CGATOxford / UMI-tools

Tools for handling Unique Molecular Identifiers in NGS data sets
MIT License
491 stars 190 forks source link

umi_tools extract error when providing with a white list #500

Closed robinycfang closed 8 months ago

robinycfang commented 2 years ago

Hi,

I have paired end bulk sequencing data with UMIs (3 or 4 mers with a T). I have a list of ture UMI sequence. When I tried to extract UMIs from reads against the white list, I got the following error. However, when I got rid of the white list parameter, the error went away, but this extraction wouldn't be accurate. Any help would be really appreciated, thanks!

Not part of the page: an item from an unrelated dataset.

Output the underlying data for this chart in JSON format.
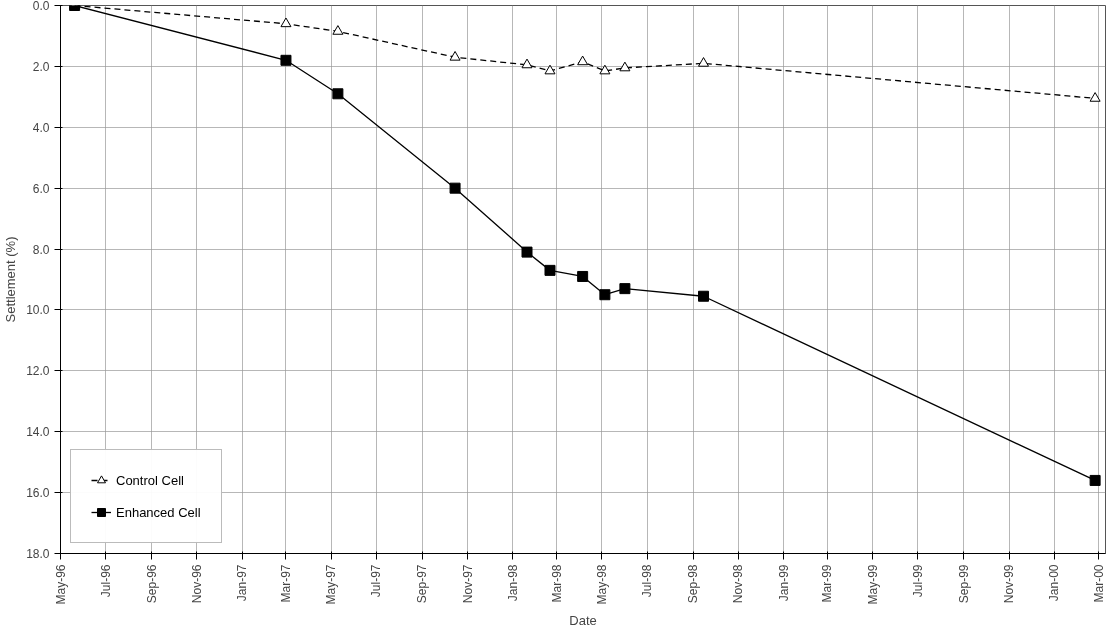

umi_tools extract --extract-method=regex --bc-pattern="(?P<umi_1>^[ACGT]{3}[ACG])(?P<discard_1>T)|(?P<umi_2>^[ACGT]{3})(?P<discard_2>T)" --bc-pattern2="(?P<umi_1>^[ACGT]{3}[ACG])(?P<discard_1>T)|(?P<umi_2>^[ACGT]{3})(?P<discard_2>T)" --whitelist=umi_list.txt -I sample_1.fq.gz --read2-in=sample_2.fq.gz --stdout=processed.1.fastq.gz --read2-out=processed.2.fastq.gz --log=processed.log error with umi-tools: Traceback (most recent call last): File "/centos7/umi_tools/1.1.1/bin/umi_tools", line 10, in <module> sys.exit(main()) File "/centos7/umi_tools/1.1.1/lib/python3.7/site-packages/umi_tools/umi_tools.py", line 61, in main module.main(sys.argv) File "/centos7/umi_tools/1.1.1/lib/python3.7/site-packages/umi_tools/extract.py", line 369, in main options.pattern, options.pattern2)) TypeError: 'str' object is not callable the same with 1.1.2: Traceback (most recent call last): File "/miniconda3/bin/umi_tools", line 8, in <module> sys.exit(main()) File "/miniconda3/lib/python3.9/site-packages/umi_tools/umi_tools.py", line 61, in main module.main(sys.argv) File "/miniconda3/lib/python3.9/site-packages/umi_tools/extract.py", line 367, in main U.error("barcode regex(es) do not include any cell groups " TypeError: 'str' object is not callable

IanSudbery commented 2 years ago

There are two things going on here: First you are passing a whitelist of Cell barcodes, not UMIs to be filtered, and this is causing an error because your barcode does not contain cell barcodes. Unfortunately the code that catches this error has itself an error in it! (This has now been fixed on the master branch).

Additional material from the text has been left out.